I find myself increasingly thinking it's time to abandon both this career and this country, and find some other way to make a living, somewhere else.  I just don't know what.  I still don't know if I could handle the schooling to become a pharmacist.  I'm seriously considering retail; I'm told Home Despot pays $16 an hour.  Our friends [livejournal.com profile] wolfspaw and [livejournal.com profile] stoda already abandoned IT to become massage therapists.  And frankly, I seriously think that the US economy is going to crash as a result of offshoring -- the ultimate manifestation of the shortsighted Wall Street quest for short-term profit.

A partial list of Fast Company's "at risk" jobs:

  • Extreme risk:  Accountant, industrial engineer, production control specialist, quality assurance engineer, helpdesk specialist, telemarketer
  • High or moderate risk:  Automotive engineer, computer systems analyst, database administrator, software developer, customer-service representative, CAD technician, paralegal/legal assistant, medical transcriptionist, copy editor, journalist, film editor, insurance agent, lab technician, human resources specialist
  • Low risk:  Aircraft mechanic, artist, carpenter, civil engineer, headhunter, interior designer

We're not just offshoring jobs:  We're offshoring our economy.

Tuesday, April 13th, 2004 10:24 am (UTC)
If the economy falls that much, workers here will become cheaper to hire.

If offshore workers really are not that efficient to hire, and noone here can buy the goods being produced, the situation will self correct.

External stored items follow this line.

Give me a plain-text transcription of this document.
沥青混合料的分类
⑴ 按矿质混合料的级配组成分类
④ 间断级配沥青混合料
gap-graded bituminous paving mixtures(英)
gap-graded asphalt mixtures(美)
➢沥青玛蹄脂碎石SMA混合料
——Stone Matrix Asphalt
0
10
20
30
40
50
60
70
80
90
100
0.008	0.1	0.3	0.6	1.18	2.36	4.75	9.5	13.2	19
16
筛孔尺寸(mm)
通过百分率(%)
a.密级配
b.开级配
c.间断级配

What you say about experience is true.

-Ogre
Tuesday, April 13th, 2004 10:40 am (UTC)
If the economy falls that much, workers here will become cheaper to hire.

But enough to compete?

Well, time will tell, I guess.
Tuesday, April 13th, 2004 01:13 pm (UTC)
Somebody has to buy the products. There has to be a middle class to support wealthy business owners. But the more the government intervenes, the longer things will take to self correct.

-Ogre
Tuesday, April 13th, 2004 01:20 pm (UTC)
yeah. Government, I have increasingly come to see over the past thirty years, is not even a poor solution; it's the problem. "That government is best which governs least," indeed. Or, as I saw stated once on a bumper sticker:
"If more government is the answer, it must have been a really stupid question."
Wednesday, April 14th, 2004 03:52 pm (UTC)
We techies are getting a lot cheaper. "Increased productivity" = longer hours, same pay. Our wages at my work have been frozen for 4 years, and if folks hire, it's at less, not more, money. My former boss from the early '90's has taken a $10K a year cut every time he's been rehired after being laid off. Since this has happened 4 times in as many years, he's making $40K a year less than before. My former officemate is making 2/3 of what he was making at his job in 2001, now as a contractor with no benefits. Believe me, it's sorting out.

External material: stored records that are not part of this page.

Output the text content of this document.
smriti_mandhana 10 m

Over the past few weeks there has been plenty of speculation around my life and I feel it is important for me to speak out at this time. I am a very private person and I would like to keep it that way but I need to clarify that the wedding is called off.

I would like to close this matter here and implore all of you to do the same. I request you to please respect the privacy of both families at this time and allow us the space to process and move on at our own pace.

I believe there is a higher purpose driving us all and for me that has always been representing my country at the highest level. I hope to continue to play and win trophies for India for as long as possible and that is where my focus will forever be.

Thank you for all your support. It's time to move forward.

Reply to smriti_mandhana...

A coworker lit into a striker outside Safeway (they're protesting having to pay for part of their health benefits) and said "Most of us not only have taken pay cuts to stay employed, we're paying for part of our health benefits, so what's with you? Wake up and smell the coffee!"
Wednesday, April 14th, 2004 05:22 pm (UTC)
So stop doing it. It obviously bothers you, so get all of your people together and organize. Like unixronin said, you can't offshore experience, so if you were to unionize for better hours, or better pay (but probably not both) either you'd get it, or you'd lose your job. Which is more important you you? Work or Sanity?

Yeah, I had an interesting conversation with the strikers outside of a Ralph's one day after I ahd moved here. I asked what they were protesting, and they said they were striking for health benefits. I asked if they were striking to get them, and they said they were striking because they had been asked to pay for them. I pointed out that in New Mexico, noone at a grocery store had any hope of ever having health benefits, let alone being spoiled enough to complain about having to contribute to them. And that even as a programmer, I didn't have them. The guy looks sort of uncomfortable.